Similarly, you can think of a similar script for doing copies.
I talked with Brandon about SAM4Users and this tool can do exactly what we want: moving a dataset that already registered to SAM from one location to another and updating related SAM metadata.
Project-py has a "await_approval" status between two sequential stages if the user like to examine data before the next stage starts. So a user can use SAM4Users to move data around while in this status, then the user can "approve" to go to the next stage. We added this function as you requested. Please let us know if this is the desired process or not.
#6 Updated by Pengfei Ding 8 months ago
Actually, SAM4Users cannot do exactly what most people want to do here. The feature of SAM4Users you proposed to use takes arguments of SAM dataset name.
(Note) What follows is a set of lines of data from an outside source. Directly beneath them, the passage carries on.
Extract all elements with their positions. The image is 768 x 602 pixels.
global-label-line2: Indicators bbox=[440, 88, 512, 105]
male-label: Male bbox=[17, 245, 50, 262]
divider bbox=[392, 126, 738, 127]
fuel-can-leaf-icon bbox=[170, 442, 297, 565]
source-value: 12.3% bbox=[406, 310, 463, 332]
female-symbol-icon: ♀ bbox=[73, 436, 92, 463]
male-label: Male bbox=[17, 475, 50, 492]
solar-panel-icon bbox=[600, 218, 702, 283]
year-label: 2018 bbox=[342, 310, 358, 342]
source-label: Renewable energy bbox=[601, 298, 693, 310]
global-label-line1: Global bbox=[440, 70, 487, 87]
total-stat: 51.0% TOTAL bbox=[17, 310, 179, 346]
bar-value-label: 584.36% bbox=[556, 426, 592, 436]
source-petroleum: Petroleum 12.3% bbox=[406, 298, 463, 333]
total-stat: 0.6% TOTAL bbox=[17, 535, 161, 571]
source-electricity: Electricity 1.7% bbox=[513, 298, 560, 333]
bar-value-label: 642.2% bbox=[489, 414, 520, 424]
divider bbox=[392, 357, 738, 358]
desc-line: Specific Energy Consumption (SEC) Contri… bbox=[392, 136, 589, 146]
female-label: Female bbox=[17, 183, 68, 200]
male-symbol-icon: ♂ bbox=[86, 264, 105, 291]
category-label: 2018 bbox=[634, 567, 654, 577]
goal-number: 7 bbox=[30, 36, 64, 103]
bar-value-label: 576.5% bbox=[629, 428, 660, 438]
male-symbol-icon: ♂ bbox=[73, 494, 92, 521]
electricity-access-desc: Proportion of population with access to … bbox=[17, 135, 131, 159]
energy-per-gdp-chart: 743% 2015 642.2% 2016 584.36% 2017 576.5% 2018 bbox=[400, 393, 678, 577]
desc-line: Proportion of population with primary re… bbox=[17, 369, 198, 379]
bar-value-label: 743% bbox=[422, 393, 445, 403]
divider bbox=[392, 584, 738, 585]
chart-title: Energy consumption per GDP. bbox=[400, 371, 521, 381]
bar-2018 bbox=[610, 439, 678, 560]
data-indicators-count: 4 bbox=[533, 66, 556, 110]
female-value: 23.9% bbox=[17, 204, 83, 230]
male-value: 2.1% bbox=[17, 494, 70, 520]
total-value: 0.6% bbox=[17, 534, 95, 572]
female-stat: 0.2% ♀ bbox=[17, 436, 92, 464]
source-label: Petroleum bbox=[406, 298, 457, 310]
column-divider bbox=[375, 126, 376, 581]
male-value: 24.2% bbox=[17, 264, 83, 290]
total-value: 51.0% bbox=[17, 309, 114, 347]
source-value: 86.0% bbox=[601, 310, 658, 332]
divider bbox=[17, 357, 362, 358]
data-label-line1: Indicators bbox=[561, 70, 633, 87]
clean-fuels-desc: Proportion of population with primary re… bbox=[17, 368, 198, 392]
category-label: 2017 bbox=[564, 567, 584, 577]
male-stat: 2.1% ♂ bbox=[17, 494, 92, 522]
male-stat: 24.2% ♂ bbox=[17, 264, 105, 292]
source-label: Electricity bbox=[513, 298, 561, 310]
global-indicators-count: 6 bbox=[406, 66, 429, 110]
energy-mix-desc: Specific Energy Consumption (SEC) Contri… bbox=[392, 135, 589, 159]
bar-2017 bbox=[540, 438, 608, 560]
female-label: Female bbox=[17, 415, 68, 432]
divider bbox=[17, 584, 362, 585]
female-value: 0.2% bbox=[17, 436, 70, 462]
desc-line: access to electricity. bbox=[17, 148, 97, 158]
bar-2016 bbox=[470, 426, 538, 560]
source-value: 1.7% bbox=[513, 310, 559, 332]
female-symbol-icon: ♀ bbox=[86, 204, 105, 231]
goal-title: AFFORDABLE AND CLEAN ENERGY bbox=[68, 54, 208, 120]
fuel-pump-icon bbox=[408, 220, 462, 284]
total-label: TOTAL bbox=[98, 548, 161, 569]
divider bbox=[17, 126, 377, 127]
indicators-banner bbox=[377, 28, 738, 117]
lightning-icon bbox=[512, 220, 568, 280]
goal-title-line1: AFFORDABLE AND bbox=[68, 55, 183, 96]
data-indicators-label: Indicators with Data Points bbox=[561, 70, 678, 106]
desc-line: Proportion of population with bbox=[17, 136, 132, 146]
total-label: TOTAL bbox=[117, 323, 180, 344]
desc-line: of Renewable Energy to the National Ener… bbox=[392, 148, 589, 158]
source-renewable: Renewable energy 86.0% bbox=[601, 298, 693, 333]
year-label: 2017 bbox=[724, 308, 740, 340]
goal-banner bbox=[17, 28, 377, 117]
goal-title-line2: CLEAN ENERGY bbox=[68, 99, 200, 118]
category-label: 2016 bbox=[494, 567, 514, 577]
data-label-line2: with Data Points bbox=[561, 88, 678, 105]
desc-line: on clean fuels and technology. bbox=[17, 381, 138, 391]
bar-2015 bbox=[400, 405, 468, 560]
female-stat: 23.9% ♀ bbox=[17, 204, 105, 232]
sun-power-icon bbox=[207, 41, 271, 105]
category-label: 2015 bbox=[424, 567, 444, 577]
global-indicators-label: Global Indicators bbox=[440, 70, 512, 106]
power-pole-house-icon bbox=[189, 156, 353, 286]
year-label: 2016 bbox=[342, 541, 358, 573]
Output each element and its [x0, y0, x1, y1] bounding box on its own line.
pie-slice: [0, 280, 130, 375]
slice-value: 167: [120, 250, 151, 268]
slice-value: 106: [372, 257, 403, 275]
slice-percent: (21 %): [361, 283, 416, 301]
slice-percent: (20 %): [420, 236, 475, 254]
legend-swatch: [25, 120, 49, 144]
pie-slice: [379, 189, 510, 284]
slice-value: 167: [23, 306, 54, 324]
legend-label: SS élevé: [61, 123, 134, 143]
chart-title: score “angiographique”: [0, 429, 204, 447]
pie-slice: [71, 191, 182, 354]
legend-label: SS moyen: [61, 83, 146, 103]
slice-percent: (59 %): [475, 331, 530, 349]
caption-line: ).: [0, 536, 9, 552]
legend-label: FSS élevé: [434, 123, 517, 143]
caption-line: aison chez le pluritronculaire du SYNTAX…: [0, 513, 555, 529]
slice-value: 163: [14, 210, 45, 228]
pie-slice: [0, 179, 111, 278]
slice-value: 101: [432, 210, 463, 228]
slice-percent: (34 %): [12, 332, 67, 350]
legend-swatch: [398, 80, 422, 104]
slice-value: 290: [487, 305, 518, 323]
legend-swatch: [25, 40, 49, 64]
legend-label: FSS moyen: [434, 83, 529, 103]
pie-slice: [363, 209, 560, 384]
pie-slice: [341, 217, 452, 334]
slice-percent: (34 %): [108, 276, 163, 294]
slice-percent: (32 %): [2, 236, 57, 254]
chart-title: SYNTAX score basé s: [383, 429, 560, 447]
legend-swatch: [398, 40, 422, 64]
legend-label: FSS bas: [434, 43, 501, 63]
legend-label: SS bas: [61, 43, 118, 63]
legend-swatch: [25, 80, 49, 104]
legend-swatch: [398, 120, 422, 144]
However most of the time, users are dealing with project.py's output directory in scratch interactively (via NFS mount of dCache). They very often move the whole output directory in scratch to the persistent area. The output directory contains not only files declared to SAM, but also log files. It makes sense the users want to preserve the whole output directory structure and all the log files.
SAM4Users tool only deals with a defined SAM dataset and only deals with files declared to SAM already. The usage case above, needs a tool similar to "mv", but it does the following:
1. move all files from source to destination
2. if files have been declared to SAM, update its SAM location.